De même, certains animaux sont devenus nocturnes pour ne pas croiser le chemin des humains.
C’est ce que révèle cette autre étude publiée dans la revue Science, basée sur 76 études précédentes menées sur tous les continents et sur 62 espèces de mammifères (tigres, cerfs, renards, sangliers, coyotes, etc.)
Les résultats sont identiques quel que soit le continent, l’habitat ou l’espèce : lorsqu’ils ne peuvent éviter la présence humaine, les animaux choisissent de ne sortir que quand les Hommes dorment !
Par exemple, un animal qui partage ses activités de manière égale entre le jour et la nuit va augmenter sa proportion d’activités nocturnes à 68% de son activité totale à proximité de perturbations anthropiques.

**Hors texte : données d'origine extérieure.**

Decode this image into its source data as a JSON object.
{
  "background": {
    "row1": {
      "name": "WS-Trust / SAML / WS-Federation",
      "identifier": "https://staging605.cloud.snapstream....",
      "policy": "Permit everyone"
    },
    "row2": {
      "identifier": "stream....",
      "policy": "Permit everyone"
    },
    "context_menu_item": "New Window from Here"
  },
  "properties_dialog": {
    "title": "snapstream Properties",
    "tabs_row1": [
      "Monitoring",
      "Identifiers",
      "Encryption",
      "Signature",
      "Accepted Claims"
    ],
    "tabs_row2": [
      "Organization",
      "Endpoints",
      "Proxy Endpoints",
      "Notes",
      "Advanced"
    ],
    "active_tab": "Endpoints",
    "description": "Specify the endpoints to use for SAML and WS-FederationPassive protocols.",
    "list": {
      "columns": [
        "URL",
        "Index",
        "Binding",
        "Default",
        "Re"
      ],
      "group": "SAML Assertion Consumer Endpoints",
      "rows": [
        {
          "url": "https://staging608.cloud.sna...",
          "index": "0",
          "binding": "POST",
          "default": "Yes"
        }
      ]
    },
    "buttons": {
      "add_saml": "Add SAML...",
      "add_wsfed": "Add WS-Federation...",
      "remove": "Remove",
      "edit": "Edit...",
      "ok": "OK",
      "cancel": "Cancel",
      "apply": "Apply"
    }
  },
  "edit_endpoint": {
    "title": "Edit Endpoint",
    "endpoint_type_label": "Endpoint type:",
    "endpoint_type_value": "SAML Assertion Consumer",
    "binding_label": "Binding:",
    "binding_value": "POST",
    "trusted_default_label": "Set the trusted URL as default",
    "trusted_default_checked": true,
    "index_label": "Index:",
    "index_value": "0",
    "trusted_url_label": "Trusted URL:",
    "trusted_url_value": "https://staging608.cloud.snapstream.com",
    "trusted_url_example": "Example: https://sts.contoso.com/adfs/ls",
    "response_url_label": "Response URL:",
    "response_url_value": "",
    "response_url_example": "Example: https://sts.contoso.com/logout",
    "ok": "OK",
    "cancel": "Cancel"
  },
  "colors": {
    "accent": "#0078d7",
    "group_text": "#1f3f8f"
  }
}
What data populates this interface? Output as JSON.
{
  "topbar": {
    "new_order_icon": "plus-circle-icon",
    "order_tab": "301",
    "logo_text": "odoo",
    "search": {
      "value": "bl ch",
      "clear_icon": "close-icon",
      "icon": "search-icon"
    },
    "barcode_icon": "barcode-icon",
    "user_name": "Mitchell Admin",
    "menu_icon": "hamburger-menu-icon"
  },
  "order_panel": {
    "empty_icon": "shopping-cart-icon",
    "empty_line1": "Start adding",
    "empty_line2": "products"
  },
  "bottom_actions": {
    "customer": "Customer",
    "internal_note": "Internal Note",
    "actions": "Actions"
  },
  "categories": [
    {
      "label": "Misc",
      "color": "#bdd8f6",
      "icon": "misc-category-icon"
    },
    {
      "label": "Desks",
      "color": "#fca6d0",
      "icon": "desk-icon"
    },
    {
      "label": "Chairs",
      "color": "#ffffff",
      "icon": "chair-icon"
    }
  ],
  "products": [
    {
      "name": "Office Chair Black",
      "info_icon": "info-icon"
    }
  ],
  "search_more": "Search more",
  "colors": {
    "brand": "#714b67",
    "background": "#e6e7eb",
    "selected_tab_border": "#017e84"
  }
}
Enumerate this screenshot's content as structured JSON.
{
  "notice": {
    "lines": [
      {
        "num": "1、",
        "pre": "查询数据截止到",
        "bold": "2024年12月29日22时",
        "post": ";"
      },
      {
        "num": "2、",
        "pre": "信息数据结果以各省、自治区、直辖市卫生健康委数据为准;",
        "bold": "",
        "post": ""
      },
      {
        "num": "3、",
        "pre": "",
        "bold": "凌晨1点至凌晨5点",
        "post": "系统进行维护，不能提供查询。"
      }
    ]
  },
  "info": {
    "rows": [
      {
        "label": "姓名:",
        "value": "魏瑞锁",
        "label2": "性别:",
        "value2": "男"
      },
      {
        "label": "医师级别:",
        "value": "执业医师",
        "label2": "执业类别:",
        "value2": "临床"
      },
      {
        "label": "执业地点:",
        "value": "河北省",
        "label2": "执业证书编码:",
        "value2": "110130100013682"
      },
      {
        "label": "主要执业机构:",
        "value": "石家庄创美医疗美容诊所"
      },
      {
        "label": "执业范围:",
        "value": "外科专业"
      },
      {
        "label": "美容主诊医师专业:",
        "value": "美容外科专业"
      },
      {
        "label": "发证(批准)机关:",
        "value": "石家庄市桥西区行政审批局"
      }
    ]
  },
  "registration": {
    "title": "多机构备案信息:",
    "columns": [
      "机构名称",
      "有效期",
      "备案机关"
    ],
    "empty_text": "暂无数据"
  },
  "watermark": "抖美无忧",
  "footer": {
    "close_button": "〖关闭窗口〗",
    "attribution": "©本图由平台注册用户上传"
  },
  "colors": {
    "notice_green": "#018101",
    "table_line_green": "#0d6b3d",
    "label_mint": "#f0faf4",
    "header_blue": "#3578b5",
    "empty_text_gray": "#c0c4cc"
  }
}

Si certains animaux arrivent à s’adapter à cette nouvelle vie nocturne, d’autres sont incapables de s’adapter si rapidement à notre mode de vie : chasse, agriculture, expansion routière, loisir… Nous voulons nier les millions d’années d’adaptation nécessaires aux activités animales pour les activer à vivre de nuit et s’imaginer que tout va fonctionner parfaitement, avec une nature prospère et des animaux épanouis.